Brest accueille la première rame de son tramway
Le convoi exceptionnel qui transportait la rame du tramway est arrivé le 7 septembre sur le territoire de Brest Métropole océane par le pont de l’Iroise. La première des 20 rames commandées à Alstom a ensuite rejoint son centre d’exploitation et de maintenance. Les premiers tests techniques vont pouvoir bientôt commencer, avec une mise en service commerciale prévue le 23 juin 2012.
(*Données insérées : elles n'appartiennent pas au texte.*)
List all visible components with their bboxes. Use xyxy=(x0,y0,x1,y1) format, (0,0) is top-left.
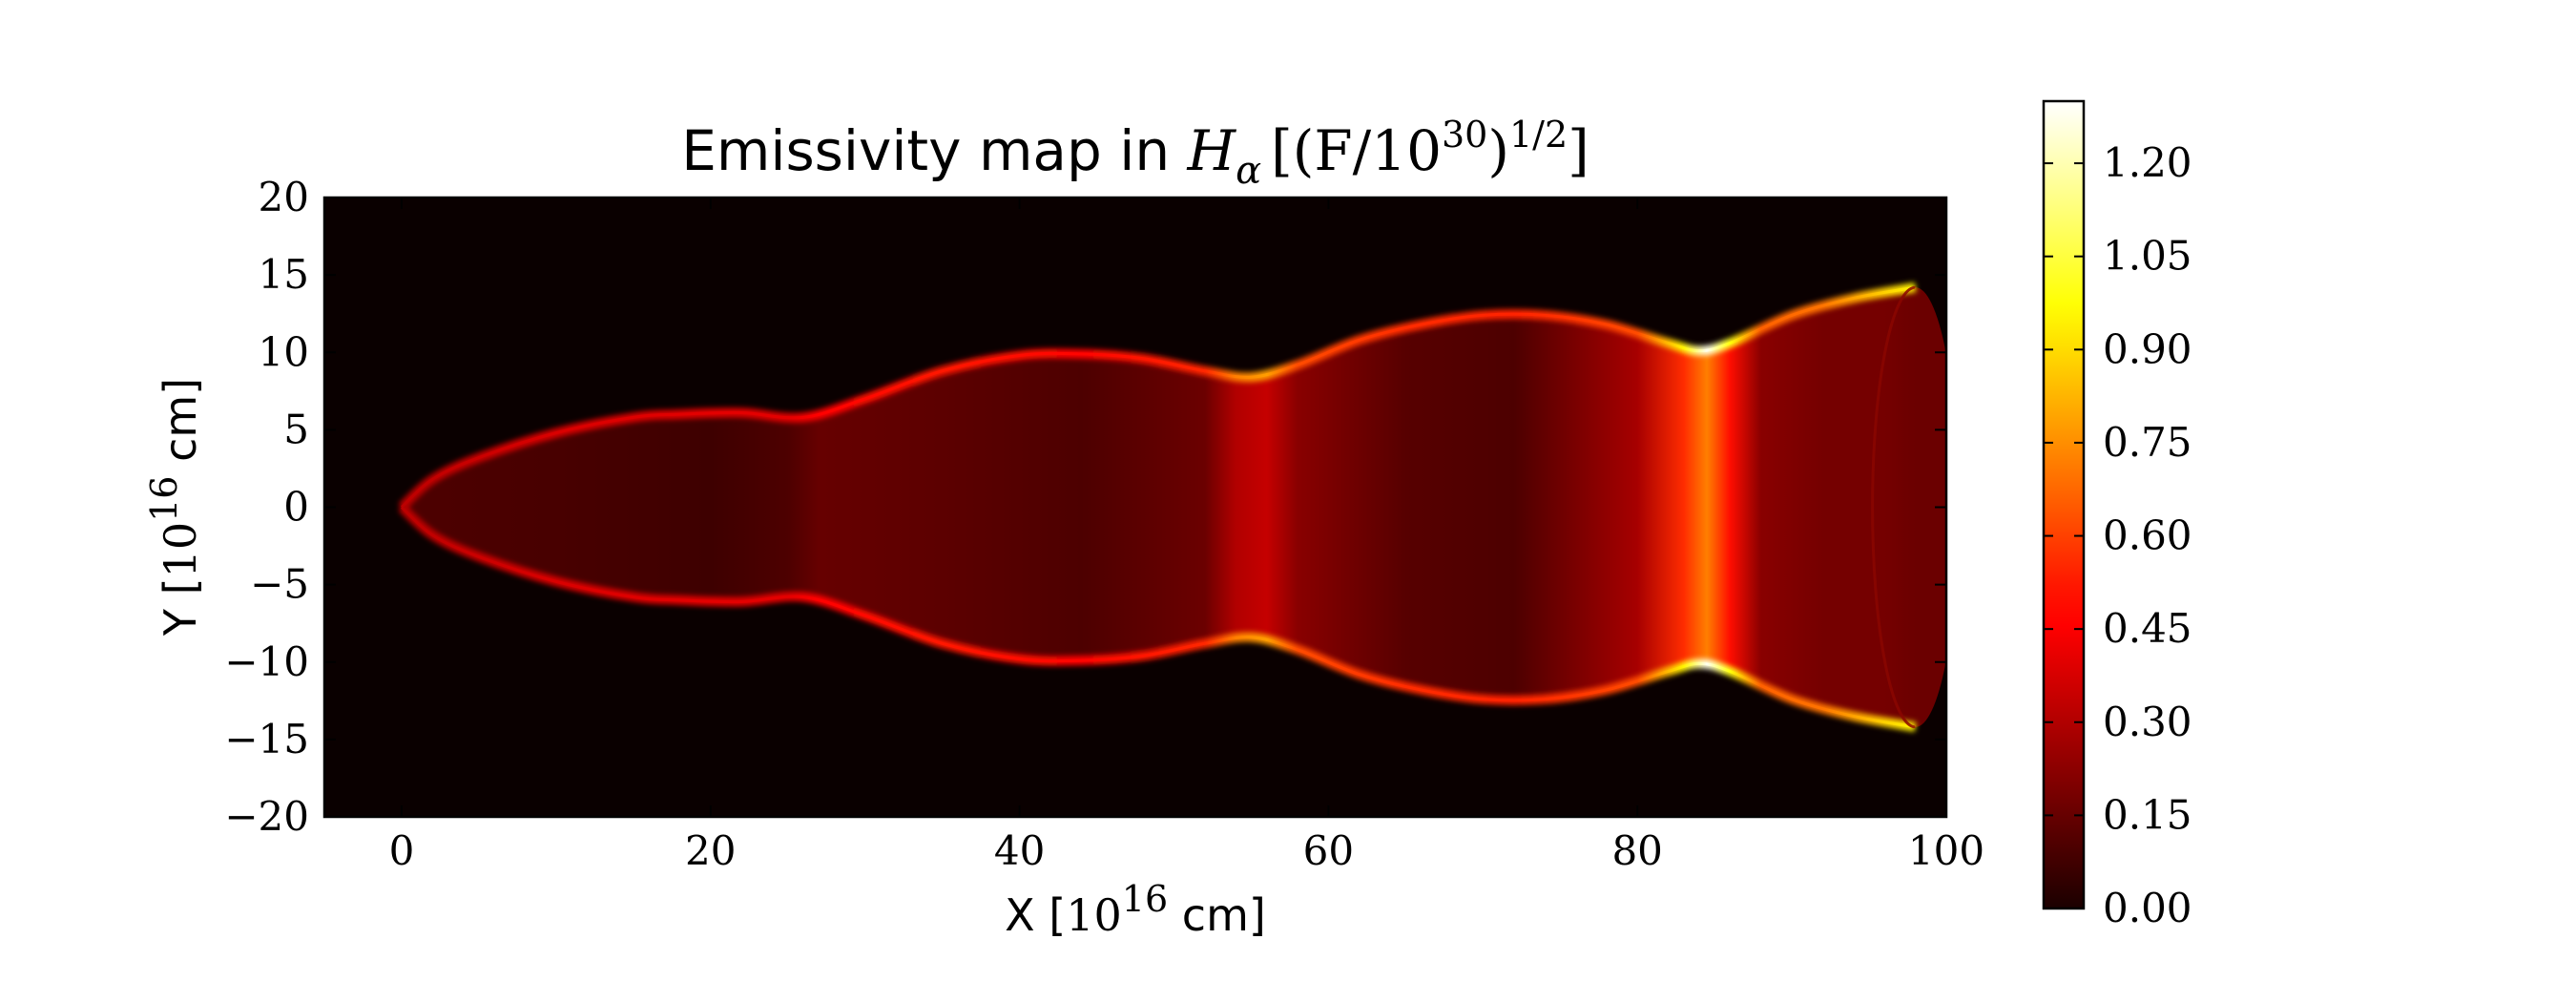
colorbar-tick-label: 0.90 xyxy=(2103,325,2192,372)
colorbar-tick-label: 0.60 xyxy=(2103,512,2192,559)
x-ticks: 0 20 40 60 80 100 xyxy=(389,198,1984,874)
chart-title: Emissivity map in Hα [(F/1030)1/2] xyxy=(681,114,1589,193)
y-tick-label: −20 xyxy=(224,793,309,840)
y-tick-label: 20 xyxy=(259,174,309,220)
plot-frame xyxy=(322,196,1948,819)
colorbar-tick-label: 1.05 xyxy=(2103,233,2192,280)
y-tick-label: −15 xyxy=(224,716,309,762)
colorbar-tick-label: 0.75 xyxy=(2103,419,2192,466)
colorbar-scale xyxy=(2044,101,2084,908)
x-tick-label: 80 xyxy=(1611,827,1662,874)
colorbar-tick-label: 0.00 xyxy=(2103,885,2192,931)
colorbar-tick-label: 1.20 xyxy=(2103,139,2192,186)
jet-rim-bottom xyxy=(400,506,1916,729)
x-tick-label: 40 xyxy=(994,827,1045,874)
jet-body xyxy=(401,287,1946,727)
y-ticks: 20 15 10 5 0 −5 −10 −15 −20 xyxy=(224,174,1946,840)
x-tick-label: 20 xyxy=(685,827,736,874)
x-axis-label: X [1016 cm] xyxy=(1005,878,1266,941)
y-axis-label: Y [1016 cm] xyxy=(143,378,206,637)
jet-rim-top xyxy=(400,285,1916,509)
colorbar-tick-label: 0.30 xyxy=(2103,699,2192,745)
x-tick-label: 0 xyxy=(389,827,415,874)
plot-area: 0 20 40 60 80 100 20 15 10 5 0 −5 −10 −15 −20 xyxy=(224,174,1984,874)
x-tick-label: 100 xyxy=(1908,827,1984,874)
colorbar-tick-label: 0.45 xyxy=(2103,605,2192,652)
y-tick-label: 5 xyxy=(283,406,309,452)
y-tick-label: 0 xyxy=(283,484,309,531)
jet-cap xyxy=(1871,285,1916,729)
colorbar-ticks: 0.00 0.15 0.30 0.45 0.60 0.75 0.90 1.05 1.20 xyxy=(2044,139,2192,931)
y-tick-label: −5 xyxy=(250,561,309,608)
colorbar: 0.00 0.15 0.30 0.45 0.60 0.75 0.90 1.05 1.20 xyxy=(2042,99,2192,931)
y-tick-label: −10 xyxy=(224,638,309,685)
x-tick-label: 60 xyxy=(1303,827,1354,874)
y-tick-label: 15 xyxy=(259,251,309,298)
y-tick-label: 10 xyxy=(259,328,309,375)
colorbar-tick-label: 0.15 xyxy=(2103,791,2192,838)
colorbar-frame xyxy=(2042,99,2086,910)
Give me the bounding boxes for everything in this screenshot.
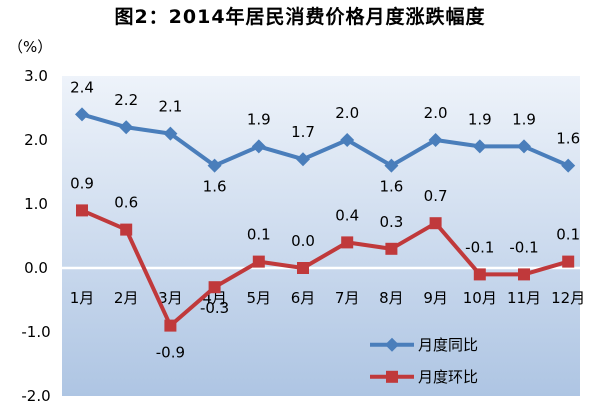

Toulouse : bus contre tram, le chauffeur du bus responsable
Plusieurs accidents ont eu lieu à Toulouse entre des automobilistes et le tramway mis en service en décembre dernier, notamment à cause du non-respect des feux rouges clignotants impliquant un arrêt absolu. L’accident du 5 août dernier est plus étonnant car c’est un bus de Tisséo qui a percuté un tram au niveau de la station d’Ancely, jusqu’à le faire dérailler. Le chauffeur du bus a affirmé que ses freins avaient lâché. Le wattman a été suspendu pour deux jours pour raisons administratives, puis réintégré. L’enquête de Tisséo rendue publique le 31 août a conclu à la responsabilité du chauffeur de bus, qui a grillé le feu rouge clignotant. Le contrat de cet employé, en CDD depuis quelques mois à Tisséo, n’a pas été renouvelé. Reconnaissant « l’erreur professionnelle », le représentant de SUD Transports Frank Delpérier a réitéré dans La Dépêche du midi la demande de son syndicat de « remplacer les feux rouges clignotants R24, auxquels les gens ne sont pas habitués, par des feux tricolores habituels ». En janvier 2011, un automobiliste avait été blessé près de la station d’Ancely après avoir grillé un de ces mêmes feux.